Verifikation (Pflicht, nicht optional):

systemctl start archivmail archivmail-web
# Health-Check wie im Standard-Deploy-Workflow (Backend ✓, Frontend ✓)

archivmail reconcile --days 7           # PROJ-52: Zählvergleich Store vs. DB muss aufgehen
archivmail reindex                      # Manticore aus Store+DB neu aufbauen
# Stichprobe: 3-5 zufällige Mails über die UI öffnen und lesbar entschlüsseln
# lassen — beweist, dass Keyfile+Store+DB zueinander passen.

Restore-Ergebnis (Mail-Zahl, Zeitstempel, Dauer, welche Verifikationsschritte liefen) dokumentieren — Prinzip "Zählen, Prüfen, Belegen" wie im Migrations-Runbook.
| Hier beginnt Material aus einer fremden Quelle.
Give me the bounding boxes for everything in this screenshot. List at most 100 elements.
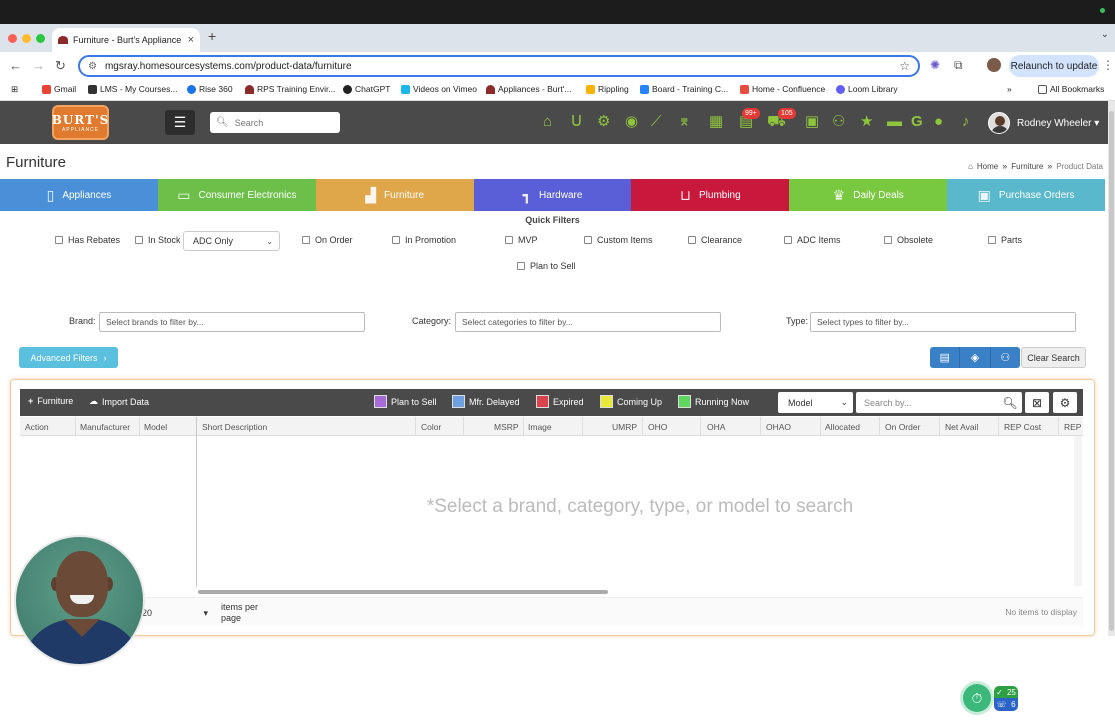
checkbox[interactable] [505,236,513,244]
column-manufacturer[interactable]: Manufacturer [80,422,130,432]
bookmark-rps[interactable]: RPS Training Envir... [245,84,335,94]
search-button[interactable]: 🔍︎ [998,392,1022,413]
site-info-icon[interactable]: ⚙ [88,61,97,72]
filter-has-rebates[interactable]: Has Rebates [55,235,120,245]
folder-icon[interactable]: ▬ [887,114,902,130]
calculator-icon[interactable]: ▦ [709,114,723,130]
profile-avatar[interactable] [987,58,1001,72]
tags-icon[interactable]: ◈ [960,347,991,368]
bookmarks-overflow-icon[interactable]: » [1007,84,1012,94]
filter-parts[interactable]: Parts [988,235,1022,245]
tab-plumbing[interactable]: ⊔ Plumbing [631,179,790,211]
notification-bell-icon[interactable]: ♪ [962,114,970,130]
column-rep-s[interactable]: REP S [1064,422,1082,432]
page-size-select[interactable]: 20 ▾ [138,604,214,622]
adc-select[interactable]: ADC Only ⌄ [183,231,280,251]
breadcrumb-furniture[interactable]: Furniture [1011,162,1043,171]
search-field-select[interactable]: Model ⌄ [778,392,853,413]
browser-tab[interactable]: Furniture - Burt's Appliance S × [52,28,200,52]
extensions-puzzle-icon[interactable]: ⧉ [954,58,963,73]
column-oha[interactable]: OHA [707,422,725,432]
column-umrp[interactable]: UMRP [612,422,637,432]
browser-menu-icon[interactable]: ⋮ [1102,58,1114,72]
archive-icon[interactable]: ▤ [930,347,961,368]
column-color[interactable]: Color [421,422,441,432]
checkbox[interactable] [517,262,525,270]
column-oho[interactable]: OHO [648,422,667,432]
checkbox[interactable] [135,236,143,244]
column-msrp[interactable]: MSRP [494,422,519,432]
bookmark-star-icon[interactable]: ☆ [899,59,910,73]
magnet-icon[interactable]: Ս [571,114,582,130]
timer-widget-icon[interactable]: ⏱ [963,684,991,712]
column-ohao[interactable]: OHAO [766,422,791,432]
apps-grid-icon[interactable]: ⊞ [11,84,18,95]
column-allocated[interactable]: Allocated [825,422,860,432]
reload-icon[interactable]: ↻ [55,58,66,74]
home-icon[interactable]: ⌂ [543,114,552,130]
filter-on-order[interactable]: On Order [302,235,353,245]
grid-horizontal-scrollbar[interactable] [198,590,608,594]
checkbox[interactable] [988,236,996,244]
tab-consumer-electronics[interactable]: ▭ Consumer Electronics [157,179,316,211]
briefcase-icon[interactable]: ▣ [805,114,819,130]
advanced-filters-button[interactable]: Advanced Filters › [19,347,118,368]
column-rep-cost[interactable]: REP Cost [1004,422,1041,432]
bookmark-chatgpt[interactable]: ChatGPT [343,84,390,94]
bookmark-lms[interactable]: LMS - My Courses... [88,84,177,94]
users-icon[interactable]: ⚇ [991,347,1020,368]
bookmark-loom[interactable]: Loom Library [836,84,898,94]
all-bookmarks[interactable]: All Bookmarks [1038,84,1104,94]
checkbox[interactable] [688,236,696,244]
checkbox[interactable] [55,236,63,244]
tab-search-icon[interactable]: ⌄ [1101,29,1109,40]
bookmark-board[interactable]: Board - Training C... [640,84,728,94]
bookmark-appliances[interactable]: Appliances - Burt'... [486,84,571,94]
grid-search-input[interactable]: Search by... [856,392,1018,413]
breadcrumb-home[interactable]: Home [977,162,998,171]
chat-icon[interactable]: ● [934,114,943,130]
settings-gear-icon[interactable]: ⚙ [597,114,610,130]
column-on-order[interactable]: On Order [885,422,920,432]
new-tab-button[interactable]: + [208,28,216,44]
column-action[interactable]: Action [25,422,49,432]
user-menu[interactable]: Rodney Wheeler ▾ [1017,118,1099,129]
users-icon[interactable]: ⚇ [832,114,845,130]
filter-obsolete[interactable]: Obsolete [884,235,933,245]
location-pin-icon[interactable]: ◉ [625,114,638,130]
page-scrollbar[interactable] [1108,101,1115,636]
column-model[interactable]: Model [144,422,167,432]
tab-purchase-orders[interactable]: ▣ Purchase Orders [947,179,1106,211]
menu-toggle-button[interactable]: ☰ [165,110,195,135]
filter-custom-items[interactable]: Custom Items [584,235,653,245]
checkbox[interactable] [784,236,792,244]
bookmark-confluence[interactable]: Home - Confluence [740,84,825,94]
brand-select[interactable]: Select brands to filter by... [99,312,365,332]
maximize-window-button[interactable] [36,34,45,43]
import-data-button[interactable]: ☁ Import Data [89,396,149,407]
close-window-button[interactable] [8,34,17,43]
line-chart-icon[interactable]: ⟋ [651,114,662,130]
burts-logo[interactable]: BURT'S APPLIANCE [52,105,109,140]
tab-hardware[interactable]: ┓ Hardware [473,179,632,211]
graduation-cap-icon[interactable]: ⌆ [678,114,691,130]
checkbox[interactable] [392,236,400,244]
filter-clearance[interactable]: Clearance [688,235,742,245]
favorites-star-icon[interactable]: ★ [860,114,873,130]
minimize-window-button[interactable] [22,34,31,43]
checkbox[interactable] [584,236,592,244]
header-search-input[interactable] [234,117,335,128]
google-icon[interactable]: G [911,114,923,130]
type-select[interactable]: Select types to filter by... [810,312,1076,332]
bookmark-rippling[interactable]: Rippling [586,84,629,94]
bookmark-rise[interactable]: Rise 360 [187,84,233,94]
excel-export-button[interactable]: ⊠ [1025,392,1049,413]
tab-appliances[interactable]: ▯ Appliances [0,179,158,211]
filter-in-stock[interactable]: In Stock [135,235,181,245]
tab-daily-deals[interactable]: ♛ Daily Deals [789,179,948,211]
grid-settings-button[interactable]: ⚙ [1053,392,1077,413]
category-select[interactable]: Select categories to filter by... [455,312,721,332]
address-bar[interactable]: ⚙ mgsray.homesourcesystems.com/product-d… [78,55,920,77]
clear-search-button[interactable]: Clear Search [1021,347,1086,368]
back-icon[interactable]: ← [9,58,22,73]
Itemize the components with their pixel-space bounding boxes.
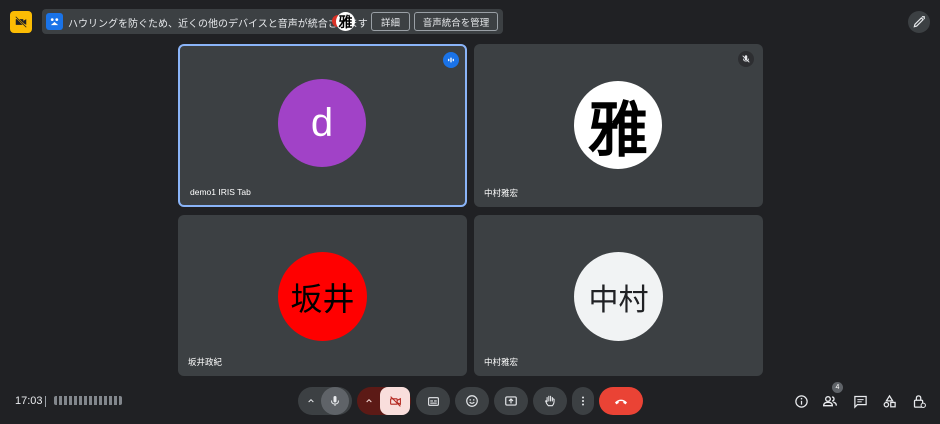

Restore aus einem PBS-Snapshot (Infrastruktur-Ebene)

Auf dem Proxmox-Host (nicht im Container):

pct restore <neue-id> <pbs-storage>:backup/ct/<quell-id>/<timestamp> --storage <ziel-storage>

Restored als neuer Container mit <neue-id> — der Quell-Container bleibt unangetastet. Danach dieselbe Verifikation wie oben (reconcile, reindex, Stichprobe) im neuen Container durchführen. PostgreSQL kam dabei aus einem Crash-Consistency-Snapshot, nicht aus einem pg_dump — WAL-Replay beim Start ist der Normalfall, sollte aber beim Test explizit beobachtet werden (journalctl -u postgresql auf Recovery-Meldungen prüfen).

Regelmäßiger Restore-Test

Ein Backup, das nie zurückgespielt wurde, ist nicht verifiziert. Empfehlung: mindestens vierteljährlich einen vollständigen Restore auf einen isolierten Test-Container durchführen (nicht auf 131/132!) — einmal über archivmail restore (App-Backup) und mindestens einmal über pct restore (PBS-Snapshot), jeweils mit vollständiger Verifikation. Bislang (Stand 2026-07-05) wurde noch kein Restore-Test durchgeführt — das ist die kritischste offene Lücke in der Backup-Strategie, nicht das Fehlen eines Backup-Ziels.

Rotation vs. DSGVO-Löschung

Backup-Rotation (--keep N, bzw. PBS-Retention) ist unabhängig von der GoBD-Aufbewahrungsfrist der Mails selbst (PROJ-51). Eine in Produktion bereits DSGVO-gelöschte Mail (PROJ-50) kann in einem älteren Backup noch enthalten sein. Rotation muss kurz genug sein, dass gelöschte Daten nach spätestens N Zyklen auch aus Backups verschwinden — Zeitraum mit Datenschutzbeauftragtem/Nutzer abstimmen, kein rein technisches Thema.

Monitoring / Alerting (noch offen)

Größtes Risiko bei Cron-Backups: der Job schlägt still fehl, niemand merkt es bis zum Ernstfall (Lehre aus PROJ-58: Cron-Zeilen fehlten wochenlang trotz aktivem Code). Aktuell nicht gebaut: ein sichtbarer Alarm, wenn das letzte erfolgreiche Backup älter als ein Schwellenwert ist. Bis dahin: Log-Datei des Backup-Cron-Jobs (/var/log/archivmail/backup.log, sobald der Cron aktiviert ist) manuell im Rahmen der regulären Betriebs-Checks prüfen.

Verweis

  • features/PROJ-66-backup-strategie.md — vollständige Spec, Optionsabwägung, QA-Ergebnisse.
  • docs/MIGRATION_RUNBOOK.md — Vorbild für den "Zählen, Prüfen, Belegen"-Stil.
  • Memory project_backup_infra_pbs — PBS/Sync-Infrastruktur-Details, vzdump/pct restore-Befehle.
  • Memory project_132_teilproduktiv — 132 ist kein reiner Testserver, Backup-Sorgfalt gilt dort genauso wie auf 131.